With Republicans controlling both the House and Senate, Congress finally heeded the call by NCTA and others to offer a legislative fix for net neutrality. Fred Upton (R-MI) and John Thune (R-SD) unveiled their draft legislation Fri, ahead of hearings in both committees on Wed ( NCTA’s Michael Powell and Midcontinent ’s Tom Simmons are among witnesses). Key for cable is that the bill would classify broadband Internet access as an information service, protecting it from Title II designation. It defines and prohibits paid prioritization, referring to it as the speeding up or slowing down of some Internet traffic in relation to other traffic based on compensation or lack thereof by the ISP. Blocking and throttling are also expressly prohibited, but it does allow for “reasonable” network management by ISPs.

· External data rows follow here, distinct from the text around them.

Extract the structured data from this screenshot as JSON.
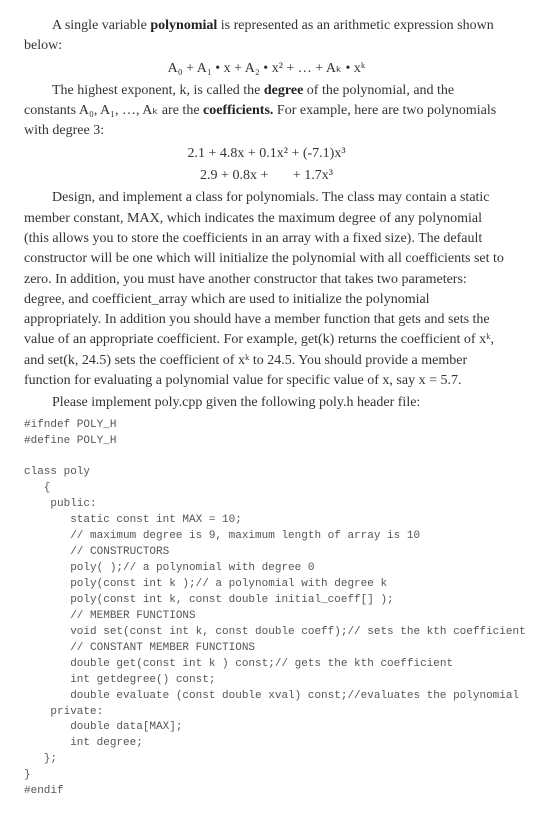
{
  "p1_a": "A single variable ",
  "p1_b": "polynomial",
  "p1_c": " is represented as an arithmetic expression shown below:",
  "formula1": "A₀ + A₁ • x + A₂ • x² + … + Aₖ • xᵏ",
  "p2_a": "The highest exponent, k, is called the ",
  "p2_b": "degree",
  "p2_c": " of the polynomial, and the constants A₀, A₁, …, Aₖ are the ",
  "p2_d": "coefficients.",
  "p2_e": " For example, here are two polynomials with degree 3:",
  "formula2": "2.1 + 4.8x + 0.1x² + (-7.1)x³",
  "formula3": "2.9 + 0.8x +       + 1.7x³",
  "p3": "Design, and implement a class for polynomials. The class may contain a static member constant, MAX, which indicates the maximum degree of any polynomial (this allows you to store the coefficients in an array with a fixed size). The default constructor will be one which will initialize the polynomial with all coefficients set to zero. In addition, you must have another constructor that takes two parameters: degree, and coefficient_array which are used to initialize the polynomial appropriately. In addition you should have a member function that gets and sets the value of an appropriate coefficient. For example, get(k) returns the coefficient of xᵏ, and set(k, 24.5) sets the coefficient of xᵏ to 24.5. You should provide a member function for evaluating a polynomial value for specific value of x, say x = 5.7.",
  "p4": "Please implement poly.cpp given the following poly.h header file:",
  "code": "#ifndef POLY_H\n#define POLY_H\n\nclass poly\n   {\n    public:\n       static const int MAX = 10;\n       // maximum degree is 9, maximum length of array is 10\n       // CONSTRUCTORS\n       poly( );// a polynomial with degree 0\n       poly(const int k );// a polynomial with degree k\n       poly(const int k, const double initial_coeff[] );\n       // MEMBER FUNCTIONS\n       void set(const int k, const double coeff);// sets the kth coefficient\n       // CONSTANT MEMBER FUNCTIONS\n       double get(const int k ) const;// gets the kth coefficient\n       int getdegree() const;\n       double evaluate (const double xval) const;//evaluates the polynomial\n    private:\n       double data[MAX];\n       int degree;\n   };\n}\n#endif"
}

The rules, which are meant to be similar to the FCC’s previous rules, would apply to both wireline and wireless. Don’t look for this to go down well with Dems. Plus, there’s the matter of President Obama, who has called for a Title II approach at the FCC. “Democrats and Republicans both agree on the need for net neutrality protections, but this Republican proposal should be called the Big Broadband Baron Act,” Sen Ed Markey (D-MA) said Fri. “It is a legislative wolf in sheep’s clothing, offering select few safeguards while undermining basic consumer, privacy and accessibility protections. It would harm low-income, disabled, senior and rural consumers, and undermine competition in the telecommunications marketplace.”
Critics are concerned the bill narrows the FCC’s “no discrimination” principle by just prohibiting paid prioritization and throttling. For example, it wouldn’t address discriminatory use of broadband data caps or AT&T ’s attempt to limit Facetime in 2012 to particular tiers of service, complained Public Knowledge. They also are upset the bill allows for specialized services, which they argue could let ISPs give themselves prioritized service. Wed’s hearings come almost 1 year after a federal court struck down the FCC’s 2010 net neutrality rules. Commission chmn Tom Wheeler has indicated the agency plans to vote on new rules in Feb. Meanwhile, Sprint garnered some headlines Fri for a letter to Wheeler in which it broke ranks from other ISPs and said it would be OK with Title II. “Sprint does not believe that a light touch application of Title II, including appropriate forbearance, would harm the continued investment in, and deployment of, mobile broadband services,” read a letter from CTO Stephen Bye. “We urge the FCC and Congress not to be distracted by debates over Title II but to focus on competition by ensuring that any net neutrality regulations adopted recognize the unique network management challenges faced by mobile carriers and the need to allow mobile carriers the flexibility to design products and services to differentiate ourselves in the market.”